Additional context An identical problematic situation has been occurring in the ITN/testnet, where there is race between GetData request and block acceptance too.

goshawk-3 commented 6 months ago

Option 1: Assumes that GetResource msg brings the block certificate.

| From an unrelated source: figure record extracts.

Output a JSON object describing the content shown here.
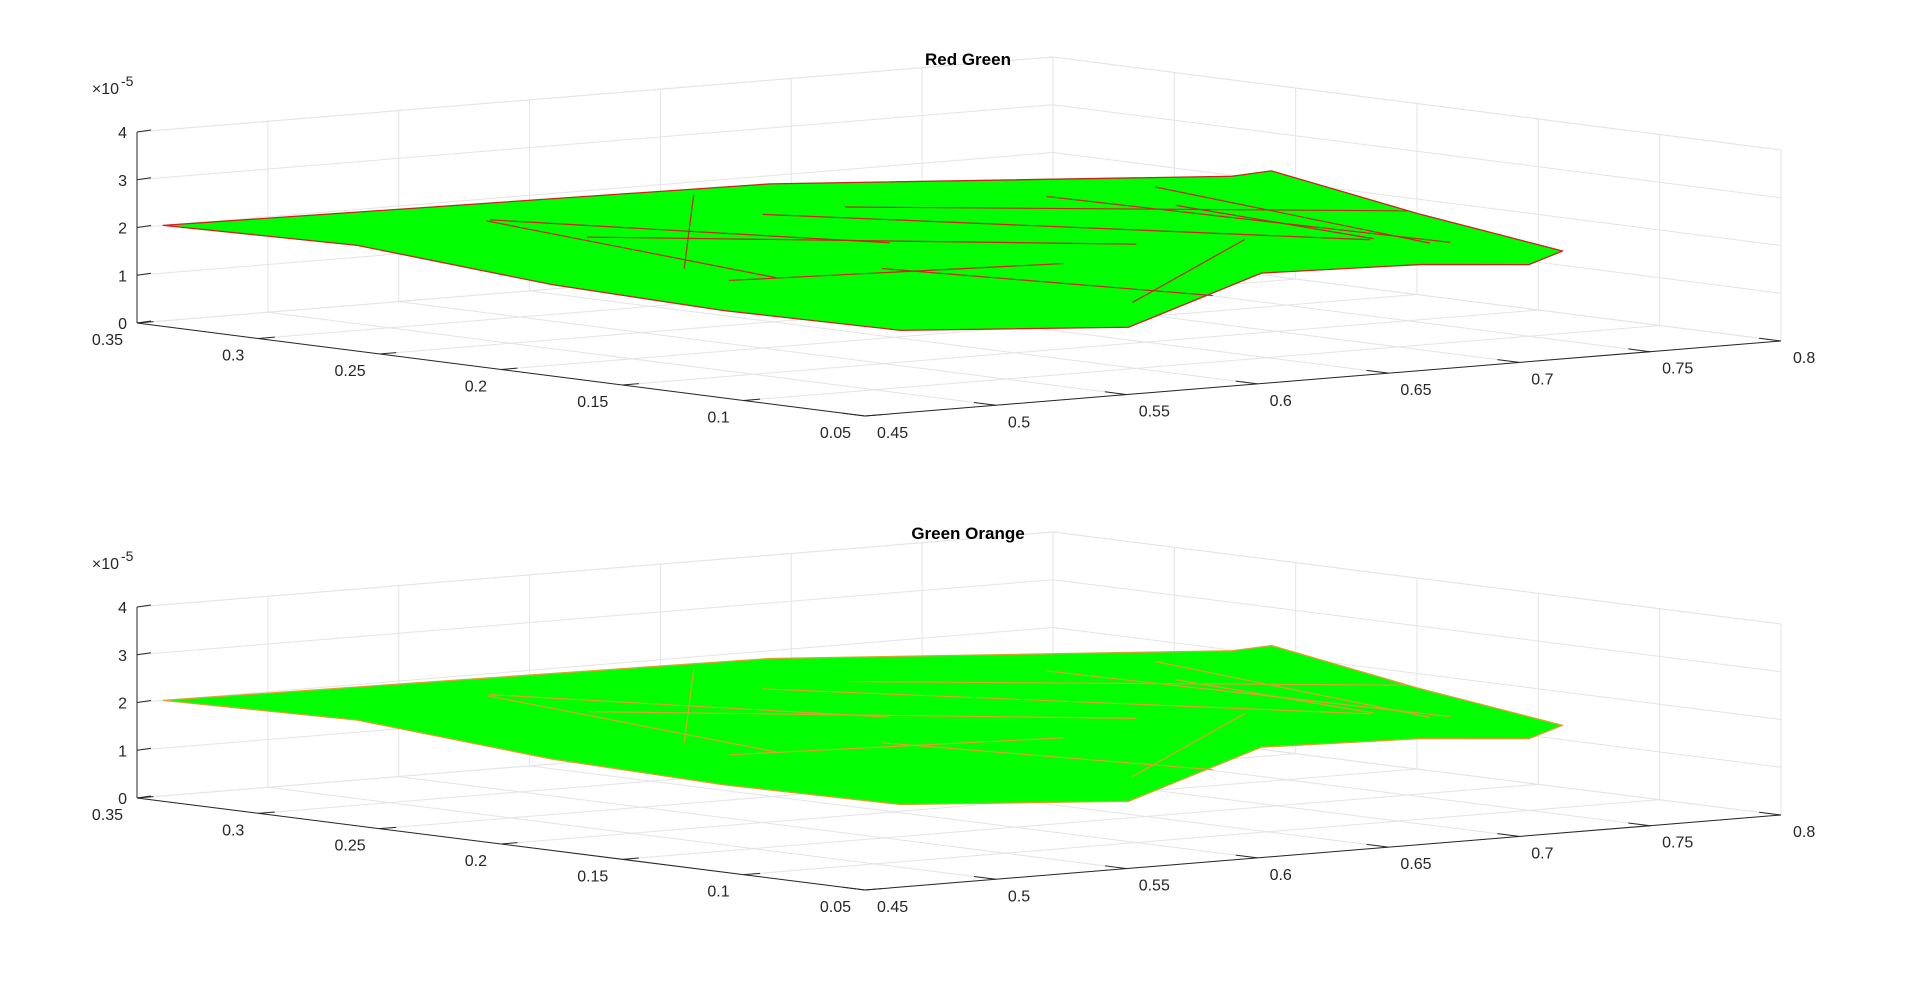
{
  "chart_data": [
    {
      "type": "surface",
      "title": "Red Green",
      "xlabel": "",
      "ylabel": "",
      "zlabel": "",
      "xlim": [
        0.05,
        0.35
      ],
      "ylim": [
        0.45,
        0.8
      ],
      "zlim": [
        0,
        4e-05
      ],
      "x_ticks": [
        "0.35",
        "0.3",
        "0.25",
        "0.2",
        "0.15",
        "0.1",
        "0.05"
      ],
      "y_ticks": [
        "0.45",
        "0.5",
        "0.55",
        "0.6",
        "0.65",
        "0.7",
        "0.75",
        "0.8"
      ],
      "z_ticks": [
        "0",
        "1",
        "2",
        "3",
        "4"
      ],
      "z_exponent_base": "×10",
      "z_exponent": "-5",
      "grid": true,
      "face_color": "#00ff00",
      "edge_color": "#d22020",
      "surface_z": 2e-05,
      "outline": [
        [
          0.35,
          0.46,
          2e-05
        ],
        [
          0.24,
          0.59,
          3e-05
        ],
        [
          0.19,
          0.72,
          2.9e-05
        ],
        [
          0.26,
          0.8,
          2.2e-05
        ],
        [
          0.2,
          0.8,
          1.7e-05
        ],
        [
          0.14,
          0.8,
          1.3e-05
        ],
        [
          0.1,
          0.75,
          1.5e-05
        ],
        [
          0.08,
          0.69,
          1.9e-05
        ],
        [
          0.07,
          0.62,
          2.1e-05
        ],
        [
          0.06,
          0.56,
          1.3e-05
        ],
        [
          0.1,
          0.51,
          1.2e-05
        ],
        [
          0.13,
          0.47,
          1.6e-05
        ],
        [
          0.19,
          0.46,
          1.8e-05
        ],
        [
          0.27,
          0.46,
          2.1e-05
        ]
      ],
      "mesh_lines": [
        [
          [
            0.26,
            0.5,
            2.5e-05
          ],
          [
            0.13,
            0.49,
            2.2e-05
          ]
        ],
        [
          [
            0.24,
            0.52,
            2.2e-05
          ],
          [
            0.1,
            0.6,
            2.6e-05
          ]
        ],
        [
          [
            0.2,
            0.55,
            2.8e-05
          ],
          [
            0.09,
            0.68,
            2.4e-05
          ]
        ],
        [
          [
            0.22,
            0.6,
            2.6e-05
          ],
          [
            0.15,
            0.75,
            2.3e-05
          ]
        ],
        [
          [
            0.18,
            0.64,
            2.9e-05
          ],
          [
            0.1,
            0.72,
            2.1e-05
          ]
        ],
        [
          [
            0.16,
            0.5,
            1.9e-05
          ],
          [
            0.13,
            0.6,
            2e-05
          ]
        ],
        [
          [
            0.14,
            0.54,
            2.1e-05
          ],
          [
            0.09,
            0.62,
            1.5e-05
          ]
        ],
        [
          [
            0.2,
            0.7,
            2.7e-05
          ],
          [
            0.13,
            0.74,
            1.8e-05
          ]
        ],
        [
          [
            0.28,
            0.52,
            2.3e-05
          ],
          [
            0.18,
            0.58,
            2.2e-05
          ]
        ],
        [
          [
            0.12,
            0.66,
            2.3e-05
          ],
          [
            0.08,
            0.58,
            1.6e-05
          ]
        ],
        [
          [
            0.25,
            0.57,
            2.8e-05
          ],
          [
            0.2,
            0.52,
            1.8e-05
          ]
        ],
        [
          [
            0.17,
            0.68,
            2.6e-05
          ],
          [
            0.11,
            0.7,
            2.2e-05
          ]
        ]
      ]
    },
    {
      "type": "surface",
      "title": "Green Orange",
      "xlabel": "",
      "ylabel": "",
      "zlabel": "",
      "xlim": [
        0.05,
        0.35
      ],
      "ylim": [
        0.45,
        0.8
      ],
      "zlim": [
        0,
        4e-05
      ],
      "x_ticks": [
        "0.35",
        "0.3",
        "0.25",
        "0.2",
        "0.15",
        "0.1",
        "0.05"
      ],
      "y_ticks": [
        "0.45",
        "0.5",
        "0.55",
        "0.6",
        "0.65",
        "0.7",
        "0.75",
        "0.8"
      ],
      "z_ticks": [
        "0",
        "1",
        "2",
        "3",
        "4"
      ],
      "z_exponent_base": "×10",
      "z_exponent": "-5",
      "grid": true,
      "face_color": "#00ff00",
      "edge_color": "#e0a030",
      "surface_z": 2e-05,
      "outline": [
        [
          0.35,
          0.46,
          2e-05
        ],
        [
          0.24,
          0.59,
          3e-05
        ],
        [
          0.19,
          0.72,
          2.9e-05
        ],
        [
          0.26,
          0.8,
          2.2e-05
        ],
        [
          0.2,
          0.8,
          1.7e-05
        ],
        [
          0.14,
          0.8,
          1.3e-05
        ],
        [
          0.1,
          0.75,
          1.5e-05
        ],
        [
          0.08,
          0.69,
          1.9e-05
        ],
        [
          0.07,
          0.62,
          2.1e-05
        ],
        [
          0.06,
          0.56,
          1.3e-05
        ],
        [
          0.1,
          0.51,
          1.2e-05
        ],
        [
          0.13,
          0.47,
          1.6e-05
        ],
        [
          0.19,
          0.46,
          1.8e-05
        ],
        [
          0.27,
          0.46,
          2.1e-05
        ]
      ],
      "mesh_lines": [
        [
          [
            0.26,
            0.5,
            2.5e-05
          ],
          [
            0.13,
            0.49,
            2.2e-05
          ]
        ],
        [
          [
            0.24,
            0.52,
            2.2e-05
          ],
          [
            0.1,
            0.6,
            2.6e-05
          ]
        ],
        [
          [
            0.2,
            0.55,
            2.8e-05
          ],
          [
            0.09,
            0.68,
            2.4e-05
          ]
        ],
        [
          [
            0.22,
            0.6,
            2.6e-05
          ],
          [
            0.15,
            0.75,
            2.3e-05
          ]
        ],
        [
          [
            0.18,
            0.64,
            2.9e-05
          ],
          [
            0.1,
            0.72,
            2.1e-05
          ]
        ],
        [
          [
            0.16,
            0.5,
            1.9e-05
          ],
          [
            0.13,
            0.6,
            2e-05
          ]
        ],
        [
          [
            0.14,
            0.54,
            2.1e-05
          ],
          [
            0.09,
            0.62,
            1.5e-05
          ]
        ],
        [
          [
            0.2,
            0.7,
            2.7e-05
          ],
          [
            0.13,
            0.74,
            1.8e-05
          ]
        ],
        [
          [
            0.28,
            0.52,
            2.3e-05
          ],
          [
            0.18,
            0.58,
            2.2e-05
          ]
        ],
        [
          [
            0.12,
            0.66,
            2.3e-05
          ],
          [
            0.08,
            0.58,
            1.6e-05
          ]
        ],
        [
          [
            0.25,
            0.57,
            2.8e-05
          ],
          [
            0.2,
            0.52,
            1.8e-05
          ]
        ],
        [
          [
            0.17,
            0.68,
            2.6e-05
          ],
          [
            0.11,
            0.7,
            2.2e-05
          ]
        ]
      ]
    }
  ]
}
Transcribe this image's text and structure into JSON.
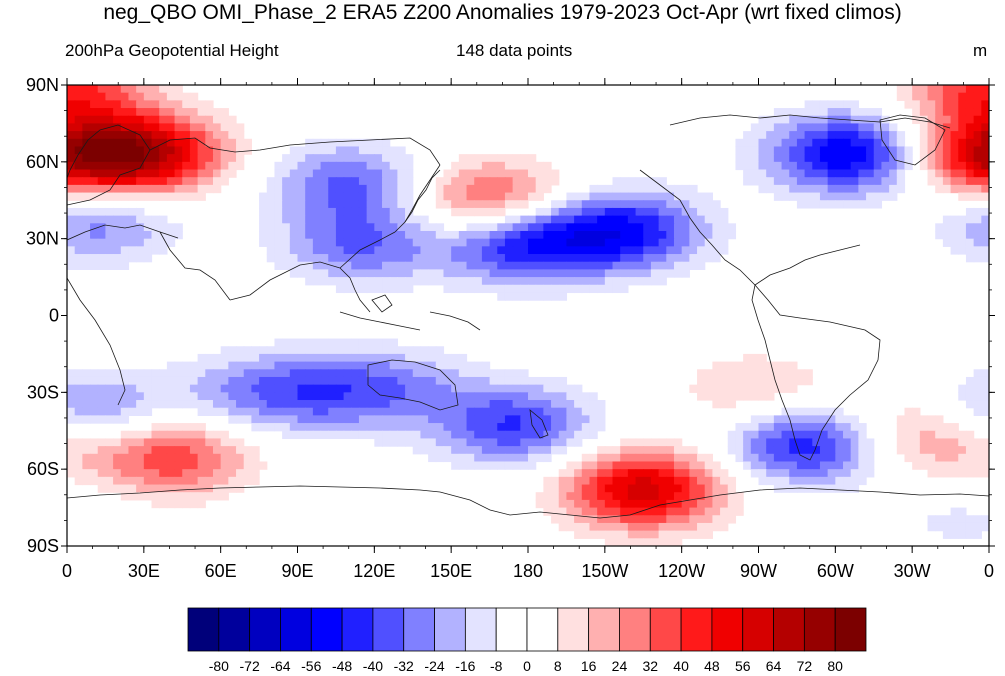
{
  "title": "neg_QBO OMI_Phase_2 ERA5 Z200 Anomalies 1979-2023 Oct-Apr (wrt fixed climos)",
  "subtitle_left": "200hPa Geopotential Height",
  "subtitle_center": "148 data points",
  "subtitle_right": "m",
  "y_ticks": [
    "90N",
    "60N",
    "30N",
    "0",
    "30S",
    "60S",
    "90S"
  ],
  "x_ticks": [
    "0",
    "30E",
    "60E",
    "90E",
    "120E",
    "150E",
    "180",
    "150W",
    "120W",
    "90W",
    "60W",
    "30W",
    "0"
  ],
  "colorbar": {
    "labels": [
      "-80",
      "-72",
      "-64",
      "-56",
      "-48",
      "-40",
      "-32",
      "-24",
      "-16",
      "-8",
      "0",
      "8",
      "16",
      "24",
      "32",
      "40",
      "48",
      "56",
      "64",
      "72",
      "80"
    ],
    "colors": [
      "#00007a",
      "#00009c",
      "#0000c0",
      "#0000e0",
      "#0000ff",
      "#2020ff",
      "#5050ff",
      "#8080ff",
      "#b2b2ff",
      "#e3e3ff",
      "#ffffff",
      "#ffffff",
      "#ffe0e0",
      "#ffb0b0",
      "#ff8080",
      "#ff4848",
      "#ff1a1a",
      "#f00000",
      "#d60000",
      "#b40000",
      "#960000",
      "#7c0000"
    ]
  },
  "map_data": {
    "type": "contour_fill_map",
    "projection": "cylindrical_equidistant",
    "lon_range": [
      0,
      360
    ],
    "lat_range": [
      -90,
      90
    ],
    "units": "m",
    "features": [
      {
        "lon": 30,
        "lat": 63,
        "amp": 64
      },
      {
        "lon": 0,
        "lat": 88,
        "amp": 40
      },
      {
        "lon": 358,
        "lat": 62,
        "amp": 50
      },
      {
        "lon": 165,
        "lat": 45,
        "amp": 40
      },
      {
        "lon": 110,
        "lat": 52,
        "amp": -32
      },
      {
        "lon": 115,
        "lat": 28,
        "amp": -32
      },
      {
        "lon": 178,
        "lat": 28,
        "amp": -48
      },
      {
        "lon": 218,
        "lat": 33,
        "amp": -48
      },
      {
        "lon": 305,
        "lat": 63,
        "amp": -56
      },
      {
        "lon": 12,
        "lat": 36,
        "amp": -28
      },
      {
        "lon": 10,
        "lat": -37,
        "amp": -28
      },
      {
        "lon": 70,
        "lat": -30,
        "amp": -20
      },
      {
        "lon": 100,
        "lat": -30,
        "amp": -26
      },
      {
        "lon": 130,
        "lat": -28,
        "amp": -20
      },
      {
        "lon": 175,
        "lat": -43,
        "amp": -40
      },
      {
        "lon": 40,
        "lat": -55,
        "amp": 40
      },
      {
        "lon": 225,
        "lat": -68,
        "amp": 60
      },
      {
        "lon": 290,
        "lat": -50,
        "amp": -50
      },
      {
        "lon": 270,
        "lat": -30,
        "amp": 18
      },
      {
        "lon": 320,
        "lat": -45,
        "amp": 15
      },
      {
        "lon": 345,
        "lat": -50,
        "amp": 18
      },
      {
        "lon": 350,
        "lat": -80,
        "amp": -10
      }
    ]
  }
}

function handleGetResource(hash):
begin
    block = searchInLedgerCF(hash)
    if block is not found:
        block = searchInCandidatesCF(hash)
        if block is found:
            attachCertificate(block)
            sendBlockToRequester(block, requester_addr)
end

*CF - RocksDB column Family

Option 2 Assumes that the Sender maintains a cache of received Quorum messages.

// in Receiver:
function handleGetResource(hash):
begin
    block = searchInLedgerCF(hash)
    if block is not found:
        block = searchInCandidatesCF(hash)
        if block is found:
           // sends a candidate without certificate
            sendCandidateToRequester(block, requester_addr)
end

// in Requester:
function handleCandidate(candidate_block)
begin
    fetchCertificateFromCache(Hash)
    block = attachCertificate(candidate_block)

    on_block_event(block)
end
goshawk-3 commented 6 months ago

WRT Option 2:

Store/Persist Quorum Msg in RocksDB ColumnFamily. It will be deleted if it is fetched or it expires. On receiving a block without certificate, the requester looks for the corresponding Certificate in Quorum CF. Thus we can store many Quorums (on-disk) temporarily.